While Netflix’s current discovery tools work well, they still require users to put in some work browsing the platform’s virtual aisles, or at least expend some brain cells deciding which piece of box art or trailer merits clicking. There was no way to lean back and simply watch TV. Figuring out how to fix that was what led Netflix to launch Play Something.
Project Instant Joy
It’s a week before Thanksgiving, and Cameron Johnson, the Netflix exec who oversees product innovation for the platform’s TV interface, is on Zoom giving me a look at the company’s next big product innovation. A final name for the feature hasn’t been determined. Inside Netflix, the company simply refers to the project as Instant Joy.
About a minute into Johnson’s demonstration, I tell him it reminds me of channel surfing on a regular TV. He tells me that’s exactly what Netflix’s designers were going for. “It’s trying to take what is one of the best things about linear TV, which is immediate entertainment, but make it even better, because it’s personalized,” Johnson says. So unlike old-school TV, Netflix’s version of changing channels makes sure you start at the beginning of a title and not somewhere in the middle. It knows if you’re halfway through a binge, serving up the next episode in your queue rather than one from two seasons ago. And of course, the programs you’re shown are determined by the algorithm, rather than some anonymous network executive. “It uses [member] taste, but it takes away a lot of that decision-making angst,” Yellin explains. In other words, Play Something is meant to evolve the Netflix recommendation engine, not replace it.
Getting to this point took lots of trial and error. “This has been a decade-long journey that we finally cracked,” Yellin says, adding that the concept of instant-play content “was kind of banging around in a lot of product strategy meetings” until around two years ago, when Johnson told him he wanted to explore the idea again. “I said yeah. I was curious,” Yellin says.

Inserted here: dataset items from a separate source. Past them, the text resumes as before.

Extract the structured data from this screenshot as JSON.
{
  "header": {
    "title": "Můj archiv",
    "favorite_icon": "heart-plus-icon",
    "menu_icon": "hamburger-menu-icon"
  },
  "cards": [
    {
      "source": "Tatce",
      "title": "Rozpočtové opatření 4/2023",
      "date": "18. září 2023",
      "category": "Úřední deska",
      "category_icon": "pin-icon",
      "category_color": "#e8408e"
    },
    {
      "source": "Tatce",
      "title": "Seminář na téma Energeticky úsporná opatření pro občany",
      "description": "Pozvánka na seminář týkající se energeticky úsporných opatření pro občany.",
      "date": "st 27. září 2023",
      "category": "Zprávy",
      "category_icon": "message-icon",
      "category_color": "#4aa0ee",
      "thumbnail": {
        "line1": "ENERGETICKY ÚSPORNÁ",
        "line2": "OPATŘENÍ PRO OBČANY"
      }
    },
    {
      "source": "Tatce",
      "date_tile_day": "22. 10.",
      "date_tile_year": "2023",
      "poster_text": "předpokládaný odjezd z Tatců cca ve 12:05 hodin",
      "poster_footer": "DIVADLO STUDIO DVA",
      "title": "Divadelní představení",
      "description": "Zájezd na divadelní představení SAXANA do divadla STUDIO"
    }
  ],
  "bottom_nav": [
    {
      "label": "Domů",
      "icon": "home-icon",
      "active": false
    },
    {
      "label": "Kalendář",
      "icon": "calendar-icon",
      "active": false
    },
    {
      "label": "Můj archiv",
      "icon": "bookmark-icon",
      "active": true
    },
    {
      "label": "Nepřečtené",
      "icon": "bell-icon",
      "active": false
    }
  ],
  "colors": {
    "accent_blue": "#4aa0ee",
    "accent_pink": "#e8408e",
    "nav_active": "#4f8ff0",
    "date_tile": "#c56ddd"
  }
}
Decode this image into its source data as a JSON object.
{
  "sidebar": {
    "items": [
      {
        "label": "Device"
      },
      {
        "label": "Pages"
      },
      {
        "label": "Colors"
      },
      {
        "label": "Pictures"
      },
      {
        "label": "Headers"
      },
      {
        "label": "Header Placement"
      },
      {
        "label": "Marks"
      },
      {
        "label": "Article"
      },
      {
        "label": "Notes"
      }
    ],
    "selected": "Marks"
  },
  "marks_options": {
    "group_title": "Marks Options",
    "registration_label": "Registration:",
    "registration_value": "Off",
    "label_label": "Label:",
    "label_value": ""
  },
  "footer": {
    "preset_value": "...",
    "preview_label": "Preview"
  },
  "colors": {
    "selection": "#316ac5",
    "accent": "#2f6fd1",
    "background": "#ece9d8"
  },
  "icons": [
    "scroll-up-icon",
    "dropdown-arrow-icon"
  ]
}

First, though, Glen Davis, the Netflix product designer tasked with overseeing the day-to-day development of Instant Joy, says he and his team decided to do a lot of thinking about how the human brain processes choice. “We did a lot of research into the psychology behind theories like decision fatigue and tried to think about how to apply that in the context of Netflix,” Davis tells me. As execs at the company already suspected, subscribers are of two minds when it comes to navigating the service. “There’s the virtue of choice and then there’s the burden of choice, and these kind of live strangely in harmony,” he explains. “The virtue is that users want the power and control of the product. But along with that power and control comes that … frustration that can soak up precious watch time: ‘I’m browsing too long and I’d rather actually be watching right now.’”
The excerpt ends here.